The Beginning Of The Internet
The Beginning Of The Internet
The web is a network of thousands of computer networks and computers. Transmission Control Protocols and the Internet were developed in 1973 by American computer researcher Vinton Cerf as a member of a project led by scientist Robert Kahn and sponsored by the US Department of Defense Advanced Research Projects Agency. The Internet started as a pc network of ARPA that connected computer networks in America in universities and research labs. The Internet was developed by computer programmer Timothy Berners Lee that was English for the European Organization for Nuclear Research. The Internet's design published in 1974 and was done in 1973.
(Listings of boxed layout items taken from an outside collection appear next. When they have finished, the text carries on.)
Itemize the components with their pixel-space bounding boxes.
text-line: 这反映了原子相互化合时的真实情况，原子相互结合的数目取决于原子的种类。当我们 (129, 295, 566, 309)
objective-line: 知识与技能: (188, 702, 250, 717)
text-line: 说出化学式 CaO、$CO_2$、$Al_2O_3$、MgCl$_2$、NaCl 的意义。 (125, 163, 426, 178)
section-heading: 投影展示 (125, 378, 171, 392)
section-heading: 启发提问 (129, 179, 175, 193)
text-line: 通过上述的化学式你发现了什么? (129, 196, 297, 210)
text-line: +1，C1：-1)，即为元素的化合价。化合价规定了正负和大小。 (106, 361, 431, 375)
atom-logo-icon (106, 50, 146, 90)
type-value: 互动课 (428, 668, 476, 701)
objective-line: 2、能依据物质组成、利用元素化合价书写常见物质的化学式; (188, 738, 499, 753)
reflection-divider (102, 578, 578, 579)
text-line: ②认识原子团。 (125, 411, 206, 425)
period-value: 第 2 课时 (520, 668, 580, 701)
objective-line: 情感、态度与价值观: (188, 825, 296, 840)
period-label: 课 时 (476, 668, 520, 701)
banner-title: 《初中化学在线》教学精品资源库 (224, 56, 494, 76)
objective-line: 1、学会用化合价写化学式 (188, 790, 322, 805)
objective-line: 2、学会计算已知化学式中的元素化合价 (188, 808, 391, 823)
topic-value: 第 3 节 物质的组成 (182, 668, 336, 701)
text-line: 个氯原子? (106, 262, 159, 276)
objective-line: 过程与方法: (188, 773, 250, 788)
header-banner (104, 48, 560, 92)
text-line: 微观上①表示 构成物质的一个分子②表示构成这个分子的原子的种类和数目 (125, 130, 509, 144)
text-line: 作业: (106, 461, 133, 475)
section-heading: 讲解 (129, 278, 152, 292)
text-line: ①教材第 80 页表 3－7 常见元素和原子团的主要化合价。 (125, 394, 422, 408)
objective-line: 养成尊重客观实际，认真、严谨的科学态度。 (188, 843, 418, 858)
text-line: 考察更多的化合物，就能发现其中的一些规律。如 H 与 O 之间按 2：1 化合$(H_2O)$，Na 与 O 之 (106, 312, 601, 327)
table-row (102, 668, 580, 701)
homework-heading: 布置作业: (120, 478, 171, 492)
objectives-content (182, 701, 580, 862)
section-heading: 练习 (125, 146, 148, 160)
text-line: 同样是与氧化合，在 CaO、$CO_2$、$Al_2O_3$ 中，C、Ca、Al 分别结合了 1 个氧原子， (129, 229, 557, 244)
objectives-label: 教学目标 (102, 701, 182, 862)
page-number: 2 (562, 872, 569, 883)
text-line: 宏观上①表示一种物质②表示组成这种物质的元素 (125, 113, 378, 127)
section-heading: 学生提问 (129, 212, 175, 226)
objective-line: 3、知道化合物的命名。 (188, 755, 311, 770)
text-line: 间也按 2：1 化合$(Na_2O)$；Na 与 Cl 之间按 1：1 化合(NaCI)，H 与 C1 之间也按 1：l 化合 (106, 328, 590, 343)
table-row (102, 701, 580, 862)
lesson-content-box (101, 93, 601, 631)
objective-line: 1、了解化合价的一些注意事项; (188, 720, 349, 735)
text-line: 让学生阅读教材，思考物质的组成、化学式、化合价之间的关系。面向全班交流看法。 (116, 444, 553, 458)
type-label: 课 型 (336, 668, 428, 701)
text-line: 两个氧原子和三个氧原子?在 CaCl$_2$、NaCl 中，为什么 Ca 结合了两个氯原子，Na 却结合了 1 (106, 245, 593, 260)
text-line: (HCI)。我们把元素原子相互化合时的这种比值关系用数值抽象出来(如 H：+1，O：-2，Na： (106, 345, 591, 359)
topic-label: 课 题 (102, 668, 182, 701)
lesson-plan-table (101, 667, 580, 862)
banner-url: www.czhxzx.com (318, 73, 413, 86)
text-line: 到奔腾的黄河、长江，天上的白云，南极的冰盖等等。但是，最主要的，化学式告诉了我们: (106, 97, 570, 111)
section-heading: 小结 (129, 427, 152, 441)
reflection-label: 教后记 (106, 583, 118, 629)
There ensued about a decade of work, leading in 1983 to the roll from the Internet. Prior to that, a number of presentations were made of this technology such as this initial three community interconnections demonstrated in November 1977 linking SATNET, PRNET and ARPANET in a path leading from Menlo Park, CA to University College London and back to USC/ISI in Marina del Rey, CA. Vinton Cerf describes this timing: Internet, the interconnection of computer networks this allows machines that are connected to communicate. The term refers to a worldwide interconnection of government, education, and business computer. There are also smaller internets, usually for this private use of a single organization, known as intranets.
Web technology is a primitive precursor of this Information Superhighway, a theoretical goal of computer communications into providing libraries, schools, businesses, and houses universal access to quality info which will educate, inform, and entertain. Gateway interconnections are made through different communication paths, including phone lines, optical fibers, and radio links. Additional networks can be added by linking to new gateways. One format is known as dotted decimal, for instance! 123.45.67.89. Another format describes this name of this destination computer along with other routing info, like machine.dept.univ.edu. The suffix towards this end of this internet address designates this kind of organization that owns the specific computer network, for instance, educational facilities, military locations, government offices, and nonprofit organizations.
Networks outside the US use suffixes this indicates the country, for example, for Canada. Once addressed, the info leaves its home community through a gateway. This differentiates internets from other types of online computer services, like CompuServe, America Online, and this Microsoft Network. The Web Protocol The Web Protocol is this basic software used to control the internet. This protocol specifies how gateway servers route info from this sending computer to this recipient computer. Another protocol, Transmission Control Protocol, checks whether this info has arrived at this destination computer and, if not, causes this info to be resent. Although computer interaction is in its infancy, it's dramatically changed our world, bridging this barrier of time and distance, allowing individuals to share info and work together.